During Grief Lab, we had an opportunity to learn with Claire Bidwell Smith, author of 5 books on grief, grief therapist, and teacher/trainer of grief professionals. She helped us understand that there are many kinds of grief, including anticipatory grief, ambiguous grief, complicated grief, disenfranchised grief, and a relatively new category of grief – suffocated grief, a term coined by Dr. Tashel Bordere. Suffocated grief occurs when someone is punished or penalized for their normal grief reaction. Claire suggested that we see a variety of suffocated grief in systems of oppression and discrimination right now, including our experiences of anti-Semitism in this country and globally. Studying an overview of current professional theories about grief helped us to recognize the necessity of taking a new look at the kinds of griefs we’re experiencing and feeling these days. We recognized that the many griefs we are experiencing today include all of these types of grief. Naming them empowers us to be able to begin to deal with them. 

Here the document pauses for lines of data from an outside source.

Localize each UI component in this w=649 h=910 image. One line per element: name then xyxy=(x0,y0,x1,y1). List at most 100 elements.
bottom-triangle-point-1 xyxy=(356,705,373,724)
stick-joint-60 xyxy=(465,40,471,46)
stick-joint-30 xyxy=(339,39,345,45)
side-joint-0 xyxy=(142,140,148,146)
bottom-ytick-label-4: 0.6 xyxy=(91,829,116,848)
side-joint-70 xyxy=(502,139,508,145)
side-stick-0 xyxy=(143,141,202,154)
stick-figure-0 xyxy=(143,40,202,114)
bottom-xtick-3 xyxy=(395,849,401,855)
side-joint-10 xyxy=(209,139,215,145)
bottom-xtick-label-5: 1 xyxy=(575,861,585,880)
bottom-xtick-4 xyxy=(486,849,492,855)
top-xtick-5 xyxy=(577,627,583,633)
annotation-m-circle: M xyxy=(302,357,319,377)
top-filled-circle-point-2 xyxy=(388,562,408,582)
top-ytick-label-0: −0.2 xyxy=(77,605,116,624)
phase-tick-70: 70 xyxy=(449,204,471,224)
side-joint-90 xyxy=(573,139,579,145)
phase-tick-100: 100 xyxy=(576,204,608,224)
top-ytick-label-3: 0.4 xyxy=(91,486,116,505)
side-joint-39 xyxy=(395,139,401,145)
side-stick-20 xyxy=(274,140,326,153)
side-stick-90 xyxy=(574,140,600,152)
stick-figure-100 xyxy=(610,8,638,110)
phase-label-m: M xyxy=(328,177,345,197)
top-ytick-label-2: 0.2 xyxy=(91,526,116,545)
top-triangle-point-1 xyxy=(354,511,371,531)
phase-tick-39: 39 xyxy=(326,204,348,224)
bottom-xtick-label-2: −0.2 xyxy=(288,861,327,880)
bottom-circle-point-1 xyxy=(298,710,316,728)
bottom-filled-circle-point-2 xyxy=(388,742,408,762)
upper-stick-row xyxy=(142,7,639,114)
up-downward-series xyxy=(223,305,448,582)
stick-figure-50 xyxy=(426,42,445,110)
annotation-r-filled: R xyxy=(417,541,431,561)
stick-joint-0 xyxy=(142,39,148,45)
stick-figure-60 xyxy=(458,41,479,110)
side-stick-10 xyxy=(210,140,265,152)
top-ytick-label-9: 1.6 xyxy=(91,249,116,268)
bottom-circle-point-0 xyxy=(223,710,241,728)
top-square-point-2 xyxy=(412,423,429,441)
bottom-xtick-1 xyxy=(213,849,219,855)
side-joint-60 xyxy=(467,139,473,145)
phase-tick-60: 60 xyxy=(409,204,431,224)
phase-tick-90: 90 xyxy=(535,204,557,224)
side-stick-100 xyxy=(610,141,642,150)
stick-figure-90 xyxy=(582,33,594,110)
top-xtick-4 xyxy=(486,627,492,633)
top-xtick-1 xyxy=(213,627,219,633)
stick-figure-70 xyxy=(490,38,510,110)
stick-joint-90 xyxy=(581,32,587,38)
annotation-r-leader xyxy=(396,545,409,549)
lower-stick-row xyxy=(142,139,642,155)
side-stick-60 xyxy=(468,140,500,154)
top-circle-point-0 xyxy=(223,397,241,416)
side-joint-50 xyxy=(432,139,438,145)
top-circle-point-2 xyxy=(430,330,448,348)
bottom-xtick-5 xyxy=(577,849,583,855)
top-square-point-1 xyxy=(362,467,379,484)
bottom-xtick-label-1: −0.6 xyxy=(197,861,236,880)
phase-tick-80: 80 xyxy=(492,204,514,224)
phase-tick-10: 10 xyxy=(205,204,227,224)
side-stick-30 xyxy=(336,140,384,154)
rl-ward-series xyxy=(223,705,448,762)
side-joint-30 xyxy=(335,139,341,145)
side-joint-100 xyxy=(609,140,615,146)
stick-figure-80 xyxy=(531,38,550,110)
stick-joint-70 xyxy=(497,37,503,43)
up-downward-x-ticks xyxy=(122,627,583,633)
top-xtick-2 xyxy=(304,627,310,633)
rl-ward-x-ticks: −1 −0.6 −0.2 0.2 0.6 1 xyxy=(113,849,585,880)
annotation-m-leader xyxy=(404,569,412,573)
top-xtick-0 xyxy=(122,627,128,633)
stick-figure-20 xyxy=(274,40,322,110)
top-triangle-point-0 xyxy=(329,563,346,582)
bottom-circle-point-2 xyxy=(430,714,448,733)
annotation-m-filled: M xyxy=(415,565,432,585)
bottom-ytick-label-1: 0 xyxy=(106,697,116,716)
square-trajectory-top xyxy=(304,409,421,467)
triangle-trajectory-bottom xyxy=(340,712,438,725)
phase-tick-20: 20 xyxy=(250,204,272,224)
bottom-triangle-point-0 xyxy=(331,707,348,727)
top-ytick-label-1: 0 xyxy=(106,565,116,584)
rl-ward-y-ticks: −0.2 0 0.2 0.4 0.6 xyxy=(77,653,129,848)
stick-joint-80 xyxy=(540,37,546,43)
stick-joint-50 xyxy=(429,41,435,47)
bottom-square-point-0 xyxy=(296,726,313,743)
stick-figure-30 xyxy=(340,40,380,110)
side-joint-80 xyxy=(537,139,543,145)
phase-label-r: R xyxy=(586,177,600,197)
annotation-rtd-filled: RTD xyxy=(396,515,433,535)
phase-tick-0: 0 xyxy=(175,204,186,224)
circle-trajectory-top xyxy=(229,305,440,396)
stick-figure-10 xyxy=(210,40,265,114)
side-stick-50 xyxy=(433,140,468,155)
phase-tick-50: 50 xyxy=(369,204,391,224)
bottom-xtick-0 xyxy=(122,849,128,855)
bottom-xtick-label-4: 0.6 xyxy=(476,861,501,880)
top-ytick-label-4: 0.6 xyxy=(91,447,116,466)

Participants in GriefLab spent time in small groups – “listening circles” – to enable us to bear witness to one anothers’ griefs as professionals and as peers. Participants told us they are grieving the deaths of parents, children, spouses, and friends, deaths that were expected, unexpected, and/or traumatic. They are experiencing the collective pain about the wars in Israel and Ukraine, the hostages still in captivity, the resurgence of antisemitism locally and globally, climate change, threats to democracy and political polarization.  Infertility and pregnancy loss, divorce, loss of friendships, relationships, homes, health, and communities. And so much more.

In the second half of our time together, we learned from bereaved parents Myra Sack and Matt Goldstein. In Myra’s book 57 Fridays, and in their presentation, Myra and Matt graciously shared their family’s experience with the death of their daughter Havi to Tay-Sachs disease. They explained how they sought but didn’t find what they needed Jewishly, soon after Havi’s diagnosis. And yet thanks to their strong Jewish identities and confidence in the need to make meaning, they didn’t abandon Jewish ritual, but instead reimagined it. The title of Myra’s book, 57 Fridays, refers to how, after Havi’s terminal diagnoses, the family turned every Shabbat dinner into an opportunity to celebrate life in the form of a birthday party each week from diagnosis through Havi’s untimely death 57 weeks later.

Myra and Matt inspired us, as Jewish communal professionals, and as Jews, to think creatively about how we can make space for and attend to griefs without responding from a place of fear. Following our learning with Myra and Matt, participants once again worked in small groups, this time, to begin the process of thinking collectively about how we can do more and better around grief, Jewishly. Many ideas began to surface about unmet needs and opportunities to normalize talking about, and dealing with grief, Jewishly. 

As with all of our work around life and death, coming together to explore grief last week reminded us that professionals who are called to support others benefit from addressing their own relationships to the topics at hand. One participant reflected that coming together with other professionals to talk about grief Jewishly “was… an important moment for me to acknowledge and feel my own grief.” Another remarked, “I felt less alone, seeing all these people that are doing/thinking/working in this area.” And yet another said, “It reinforced my sense that we still have a long way to go before conversations about grief are… normalized and moving our communities to understand that grief is not isolated around funerals and shiva.”

As we observe Tisha B’Av this weekend, acknowledging our communal grief as the Jewish tradition requires us to, let us also consider how we can normalize talking about grief, Jewishly, not just when it’s scheduled on the calendar, but in our everyday conversations and interactions.  In the coming months, we will be sharing ideas and opportunities for doing so, and we look forward to continuing our conversations about living, dying, and mourning. 

About the Author
Rabbi Melanie Levav is a board-certified chaplain, licensed social worker, end-of-life doula, and grief coach living in New York.